Brilliant at the basics

  • Know what your critical assets are, who is responsible for them and what dependencies they have. If an incident occurs, you may need to prioritize the protection or recovery of business-critical systems to minimize the business impact of the incident.
  • Promote a cyber-conscious culture within your organization through regular training and awareness programs, nominate cyber champions, and include security in performance objectives.
  • Make sure your organization has documented incident response, business continuity/disaster recovery, and backup plans in place that are reviewed and updated annually after a business change or incident.
  • Identify, manage, and communicate known vulnerabilities and weaknesses in your organization’s systems to create the necessary remediation plans.

Test & Test again

  • When an incident occurs, every second counts, ensure that your organization is well prepared for the challenges and pressures of enduring and recovering from a security incident.
  • Test Incident Response and Business Continuity plans – the worst time to discover a plan is missing a vital component is during an actual incident. So regularly testing the incident response and business continuity plans will ensure an organization has identified issues in a simulated environment.
  • Proactive testing helps identify vulnerabilities and weaknesses in your organization’s cyber defenses. Trustwave SpiderLabs’ testers are highly competent testers with access to the latest information on the latest exploits, attacks, and trends from the global team of testers and forensic experts.
  • Proactive testing should break down into the following segments:
  • Vulnerability scanning of assets – performed quarterly
  • Penetration testing of assets – performed annually, unless a significant change has occurred, then a penetration test should take place to ensure the change is secure
  • Red Team/Purple Team tests – must be performed annually and include the correct people, process, and technology.
  • Digital Forensic Incident Response (DFIR), also provided by Trustwave SpiderLabs, can offer data exposure assessments, including checking public sources for a client’s leaked/sensitive data. Such data, or “low hanging fruit,” may be utilized by an attacker before conducting any ransomware attack.

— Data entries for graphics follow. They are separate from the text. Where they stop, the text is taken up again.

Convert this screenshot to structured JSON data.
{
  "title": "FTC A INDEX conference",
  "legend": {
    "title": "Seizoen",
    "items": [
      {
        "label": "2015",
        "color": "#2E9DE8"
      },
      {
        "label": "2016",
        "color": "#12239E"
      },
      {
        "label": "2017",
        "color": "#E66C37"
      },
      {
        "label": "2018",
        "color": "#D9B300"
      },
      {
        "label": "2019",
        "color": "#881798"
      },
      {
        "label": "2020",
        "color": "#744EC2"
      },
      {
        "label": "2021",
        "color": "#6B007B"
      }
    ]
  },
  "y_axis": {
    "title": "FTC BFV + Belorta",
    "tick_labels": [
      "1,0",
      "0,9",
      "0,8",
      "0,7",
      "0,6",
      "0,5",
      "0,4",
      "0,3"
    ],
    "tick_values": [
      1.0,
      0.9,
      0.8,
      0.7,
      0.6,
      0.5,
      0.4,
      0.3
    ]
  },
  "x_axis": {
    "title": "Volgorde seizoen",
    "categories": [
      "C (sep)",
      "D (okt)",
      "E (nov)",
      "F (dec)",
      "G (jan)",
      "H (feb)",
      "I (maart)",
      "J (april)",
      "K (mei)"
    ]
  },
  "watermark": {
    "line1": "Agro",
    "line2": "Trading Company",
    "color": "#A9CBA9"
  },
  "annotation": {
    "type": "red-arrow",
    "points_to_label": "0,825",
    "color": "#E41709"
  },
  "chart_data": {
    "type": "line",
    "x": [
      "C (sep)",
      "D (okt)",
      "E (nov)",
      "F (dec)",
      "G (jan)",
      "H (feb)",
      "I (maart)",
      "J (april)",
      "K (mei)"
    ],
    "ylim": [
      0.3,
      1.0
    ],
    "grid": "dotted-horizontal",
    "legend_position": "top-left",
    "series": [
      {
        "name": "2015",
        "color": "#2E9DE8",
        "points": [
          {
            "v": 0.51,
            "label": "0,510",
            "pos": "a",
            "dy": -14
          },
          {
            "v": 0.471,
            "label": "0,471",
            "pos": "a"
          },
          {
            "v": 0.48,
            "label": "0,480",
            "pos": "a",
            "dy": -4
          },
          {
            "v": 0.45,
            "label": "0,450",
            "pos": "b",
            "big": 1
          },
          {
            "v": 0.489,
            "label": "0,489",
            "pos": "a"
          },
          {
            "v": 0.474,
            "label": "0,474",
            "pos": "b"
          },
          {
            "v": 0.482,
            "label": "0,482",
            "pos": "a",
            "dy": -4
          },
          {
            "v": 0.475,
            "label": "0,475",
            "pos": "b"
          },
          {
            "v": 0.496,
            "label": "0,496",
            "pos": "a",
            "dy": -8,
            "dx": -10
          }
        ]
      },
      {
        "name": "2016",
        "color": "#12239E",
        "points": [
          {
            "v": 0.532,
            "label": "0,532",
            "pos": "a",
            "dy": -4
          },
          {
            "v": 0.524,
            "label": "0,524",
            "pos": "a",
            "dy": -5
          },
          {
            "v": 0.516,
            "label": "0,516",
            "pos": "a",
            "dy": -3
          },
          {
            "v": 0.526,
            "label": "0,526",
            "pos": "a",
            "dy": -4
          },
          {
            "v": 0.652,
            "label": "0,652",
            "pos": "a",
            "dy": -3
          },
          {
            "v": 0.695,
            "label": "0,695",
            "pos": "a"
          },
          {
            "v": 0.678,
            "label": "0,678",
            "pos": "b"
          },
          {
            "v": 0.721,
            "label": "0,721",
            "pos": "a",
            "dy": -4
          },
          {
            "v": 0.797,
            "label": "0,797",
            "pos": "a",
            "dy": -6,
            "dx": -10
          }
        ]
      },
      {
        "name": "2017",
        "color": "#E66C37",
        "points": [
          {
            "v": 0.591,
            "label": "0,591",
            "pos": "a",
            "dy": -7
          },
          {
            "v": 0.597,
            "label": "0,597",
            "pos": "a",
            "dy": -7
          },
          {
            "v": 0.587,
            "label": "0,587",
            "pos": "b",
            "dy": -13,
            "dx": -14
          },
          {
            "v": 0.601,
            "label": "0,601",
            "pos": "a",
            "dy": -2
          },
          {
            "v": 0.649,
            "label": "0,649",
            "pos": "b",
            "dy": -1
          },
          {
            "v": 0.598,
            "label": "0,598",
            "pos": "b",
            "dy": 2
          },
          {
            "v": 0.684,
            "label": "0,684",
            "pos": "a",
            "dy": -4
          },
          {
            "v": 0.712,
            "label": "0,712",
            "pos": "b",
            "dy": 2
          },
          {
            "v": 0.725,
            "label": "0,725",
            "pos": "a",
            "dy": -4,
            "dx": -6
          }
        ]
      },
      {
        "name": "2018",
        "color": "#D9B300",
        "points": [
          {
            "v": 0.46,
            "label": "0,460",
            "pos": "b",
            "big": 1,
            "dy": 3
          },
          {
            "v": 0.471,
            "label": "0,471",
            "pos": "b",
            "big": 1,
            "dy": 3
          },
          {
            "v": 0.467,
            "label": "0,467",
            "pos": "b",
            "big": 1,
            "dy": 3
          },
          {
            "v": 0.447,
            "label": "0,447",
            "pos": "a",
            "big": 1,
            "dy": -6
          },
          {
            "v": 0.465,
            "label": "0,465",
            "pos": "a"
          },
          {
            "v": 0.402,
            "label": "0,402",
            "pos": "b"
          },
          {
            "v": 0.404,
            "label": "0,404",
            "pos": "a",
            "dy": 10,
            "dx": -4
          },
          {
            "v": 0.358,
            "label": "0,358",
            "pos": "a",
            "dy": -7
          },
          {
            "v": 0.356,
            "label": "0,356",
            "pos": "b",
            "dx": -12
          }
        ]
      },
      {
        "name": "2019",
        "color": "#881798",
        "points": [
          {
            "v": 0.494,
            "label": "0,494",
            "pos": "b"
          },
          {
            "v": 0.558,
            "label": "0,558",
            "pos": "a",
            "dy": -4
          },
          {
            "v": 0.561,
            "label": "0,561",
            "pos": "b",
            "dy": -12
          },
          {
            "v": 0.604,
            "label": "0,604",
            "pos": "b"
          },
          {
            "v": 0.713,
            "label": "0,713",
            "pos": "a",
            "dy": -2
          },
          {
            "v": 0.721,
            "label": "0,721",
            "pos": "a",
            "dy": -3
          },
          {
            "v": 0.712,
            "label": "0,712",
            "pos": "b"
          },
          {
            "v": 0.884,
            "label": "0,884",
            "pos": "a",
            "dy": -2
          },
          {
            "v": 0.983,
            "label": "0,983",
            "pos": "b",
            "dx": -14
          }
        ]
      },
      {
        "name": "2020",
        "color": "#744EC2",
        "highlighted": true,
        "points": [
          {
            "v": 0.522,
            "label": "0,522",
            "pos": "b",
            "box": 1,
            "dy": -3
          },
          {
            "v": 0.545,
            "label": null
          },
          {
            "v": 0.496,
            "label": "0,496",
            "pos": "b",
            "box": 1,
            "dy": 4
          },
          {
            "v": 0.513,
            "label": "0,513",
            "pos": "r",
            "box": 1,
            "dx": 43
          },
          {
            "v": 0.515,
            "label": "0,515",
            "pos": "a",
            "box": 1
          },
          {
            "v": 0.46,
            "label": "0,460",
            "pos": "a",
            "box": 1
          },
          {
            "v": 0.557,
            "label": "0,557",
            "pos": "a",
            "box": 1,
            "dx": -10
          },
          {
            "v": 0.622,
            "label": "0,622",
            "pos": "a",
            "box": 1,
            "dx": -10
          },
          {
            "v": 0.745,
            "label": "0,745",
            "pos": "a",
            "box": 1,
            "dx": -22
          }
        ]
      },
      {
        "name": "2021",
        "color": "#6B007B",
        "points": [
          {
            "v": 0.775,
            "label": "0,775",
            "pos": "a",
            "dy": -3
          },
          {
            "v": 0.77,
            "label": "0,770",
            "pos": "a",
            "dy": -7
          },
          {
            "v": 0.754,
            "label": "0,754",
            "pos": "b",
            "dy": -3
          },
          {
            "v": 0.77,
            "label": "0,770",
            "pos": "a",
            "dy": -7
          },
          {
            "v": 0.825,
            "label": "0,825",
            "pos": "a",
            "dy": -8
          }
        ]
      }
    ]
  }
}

  • Conduct tabletop exercises – Incidents are fast-paced, stressful situations. Tabletop exercises are an opportunity for organizations to test their plans and provide training to their staff to ensure they are prepared for when an actual incident occurs.
  • Employee training and awareness is a critical line of defense against a cyber-attack. However, one common error is focusing the training on prevention, and trainers often overlook the importance of detection and response. Make sure staffers are enabled to prevent an attack and have the capability to report an incident should they detect one.
  • If your organization utilizes the expertise of external suppliers as part of their incident response, ensure that you work with your suppliers to understand how and when to engage with them during an incident and if there are any requirements, they may have that need to be factored into your planning such as log retention, remote access, etc.
  • In the event of a security incident, data integrity may be compromised or exfiltrated. Data privacy laws vary based on location, and you may be required to comply with several privacy laws. In the event of such a breach, an organization may need to bring in data privacy experts and legal advisors to help sort out which regulations are involved and are a critical component of an organization’s incident response plans

Trustwave is an active participant in Cybersecurity Awareness Month and is posting a series of blogs supporting the Cybersecurity and Infrastructure Security Agency (CISA) and National Cybersecurity Alliance (NCSA) led event.